Location filming for the Soviet air base was done at George Air Force Base in Victorville in the desert of Southern California. A World War II era air base, many of its wartime structures were still intact, giving it a primitive appearance. The 94th Fighter Squadron and its parent 1st Fighter Group were actually based at George during filming, and had just finished a deployment to Ladd Air Force Base, Alaska, as depicted in the storyline.

The Soviet parasite fighter that Shannon flies is actually a Bell X-1, the first supersonic aircraft in the world.

The "Yak-12" at the film's beginning is a black-painted Lockheed T-33 Shooting Star. The "mother ship" for the Soviet parasite fighter is actually a Boeing B-50, a development of the B-29. ; The black fighter that appears near the finale, taxiing on the parking ramp and behind the "mother ship" is a Northrop F-89 Scorpion. An F-86 Sabre is used to depict a Russian chase aircraft, painted in dark colors, high visibility orange, and gray juxtaposed to obscure its actual silhouette. The unpainted fighter that Olga is to test fly is also a Northrop F-89 Scorpion.

John Wayne's character and other characters wear both the original Army Air Forces uniform and the newer USAF blue uniform.

==Reception==
Despite the obvious similarities to other successful films, including Ernst Lubitsch's Ninotchka (1939) and Comrade X (1940) as well as the more recent dud The Iron Petticoat (1956), by the time Jet Pilot hit the screens, it looked dated and received universally poor reviews. Bosley Crowther of The New York Times, referred to it as "silly and sorry", doomed by a "weak script, poor direction, and indifferent performances by all", concluding that it was far from being Hughes's next Hell's Angels. For aviation fans, even the aerial scenes were greatly reduced, as much of the principal photography had taken place early in 1950, making Jet Pilot something of a historical curiosity.

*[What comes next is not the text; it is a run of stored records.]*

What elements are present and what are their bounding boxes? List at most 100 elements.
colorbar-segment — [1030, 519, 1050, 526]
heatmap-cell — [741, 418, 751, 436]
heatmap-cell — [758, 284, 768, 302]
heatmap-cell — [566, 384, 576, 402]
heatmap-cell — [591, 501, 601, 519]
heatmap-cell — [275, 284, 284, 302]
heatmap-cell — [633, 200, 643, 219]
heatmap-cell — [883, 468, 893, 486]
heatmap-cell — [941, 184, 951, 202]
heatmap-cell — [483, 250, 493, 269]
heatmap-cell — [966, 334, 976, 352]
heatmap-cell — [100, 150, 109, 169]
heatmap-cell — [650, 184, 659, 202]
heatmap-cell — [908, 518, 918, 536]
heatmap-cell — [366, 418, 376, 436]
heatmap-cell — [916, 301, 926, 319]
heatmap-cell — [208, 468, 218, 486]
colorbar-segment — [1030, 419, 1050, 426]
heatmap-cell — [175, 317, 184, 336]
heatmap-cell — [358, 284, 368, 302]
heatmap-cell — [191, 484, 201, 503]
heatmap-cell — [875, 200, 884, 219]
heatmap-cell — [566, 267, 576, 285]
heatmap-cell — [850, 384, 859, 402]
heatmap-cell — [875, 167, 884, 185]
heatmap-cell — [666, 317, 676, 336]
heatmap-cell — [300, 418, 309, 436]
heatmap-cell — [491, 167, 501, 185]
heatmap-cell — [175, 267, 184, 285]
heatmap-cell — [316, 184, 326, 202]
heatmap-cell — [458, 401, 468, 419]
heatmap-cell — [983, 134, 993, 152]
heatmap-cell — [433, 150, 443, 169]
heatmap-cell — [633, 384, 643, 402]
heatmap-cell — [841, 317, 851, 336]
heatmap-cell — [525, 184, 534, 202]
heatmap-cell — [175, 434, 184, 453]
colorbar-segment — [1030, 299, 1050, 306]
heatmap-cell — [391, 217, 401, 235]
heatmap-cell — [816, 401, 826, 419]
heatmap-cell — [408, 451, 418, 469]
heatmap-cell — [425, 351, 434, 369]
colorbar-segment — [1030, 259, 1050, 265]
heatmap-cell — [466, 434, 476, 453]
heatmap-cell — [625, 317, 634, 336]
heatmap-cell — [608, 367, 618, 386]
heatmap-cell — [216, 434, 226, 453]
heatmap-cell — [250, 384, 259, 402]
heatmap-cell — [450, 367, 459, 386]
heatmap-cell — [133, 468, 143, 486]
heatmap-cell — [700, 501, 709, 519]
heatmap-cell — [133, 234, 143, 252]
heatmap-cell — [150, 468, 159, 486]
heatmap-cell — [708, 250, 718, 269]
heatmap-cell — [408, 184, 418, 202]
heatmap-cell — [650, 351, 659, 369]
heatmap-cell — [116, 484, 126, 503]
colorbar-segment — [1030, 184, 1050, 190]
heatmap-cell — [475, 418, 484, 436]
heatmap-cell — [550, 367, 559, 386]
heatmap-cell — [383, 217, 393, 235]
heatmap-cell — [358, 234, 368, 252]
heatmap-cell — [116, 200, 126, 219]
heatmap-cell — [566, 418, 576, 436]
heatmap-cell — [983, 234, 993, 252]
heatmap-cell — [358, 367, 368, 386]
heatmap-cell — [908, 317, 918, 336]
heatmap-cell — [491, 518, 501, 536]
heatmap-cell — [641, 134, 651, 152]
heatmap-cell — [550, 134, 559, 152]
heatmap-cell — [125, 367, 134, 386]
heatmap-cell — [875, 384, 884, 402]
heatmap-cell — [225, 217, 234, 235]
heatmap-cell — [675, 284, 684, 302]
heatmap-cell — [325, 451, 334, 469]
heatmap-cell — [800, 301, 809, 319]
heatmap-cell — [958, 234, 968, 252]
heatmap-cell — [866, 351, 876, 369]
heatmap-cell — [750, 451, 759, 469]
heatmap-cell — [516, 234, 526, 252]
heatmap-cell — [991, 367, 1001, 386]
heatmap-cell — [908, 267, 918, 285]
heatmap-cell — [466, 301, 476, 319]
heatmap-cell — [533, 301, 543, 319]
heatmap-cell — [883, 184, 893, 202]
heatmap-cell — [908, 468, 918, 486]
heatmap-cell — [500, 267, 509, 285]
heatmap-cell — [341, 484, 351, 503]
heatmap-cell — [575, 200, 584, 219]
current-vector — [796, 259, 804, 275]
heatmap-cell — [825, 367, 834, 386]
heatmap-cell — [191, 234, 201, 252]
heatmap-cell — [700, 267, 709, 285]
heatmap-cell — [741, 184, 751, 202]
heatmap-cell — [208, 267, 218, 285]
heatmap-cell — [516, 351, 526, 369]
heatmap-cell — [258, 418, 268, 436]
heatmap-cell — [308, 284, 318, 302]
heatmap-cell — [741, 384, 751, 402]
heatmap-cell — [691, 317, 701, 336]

Movie historian Andrew Sarris, writing in 1966 for the Museum of Modern Art's (MOMA) Josef von Sternberg film retrospective, expressed a more favorable opinion of the film than Crowther. Categorizing Jet Pilot as a stealth comedy, Sarris praises its "humor and sensuality" as "enduringly enjoyable" despite a poor reputation among critics. He said that Sternberg "reduces the Cold War to an animated cartoon" and anticipates a number of metaphors that would appear in Stanley Kubrick's 1964 black comedy, Dr. Strangelove. The fighter jets of Russian pilot (Janet Leigh) and American pilot (John Wayne) become interchangeable with the characters, a comic anthropomorphism where "the planes enjoy a more active sex life than the human beings". Sarris considered Wayne and Leigh to be miscast in a Sternberg film, arguing that they were more at home in the "Ford galaxy" or the "Hitchcock universe", respectively. He concluded that however "meaningless" the film, Sternberg's Jet Pilot "soars in an ecstatic flight of speed, grace and color" and, all said, is a "highly entertaining" work.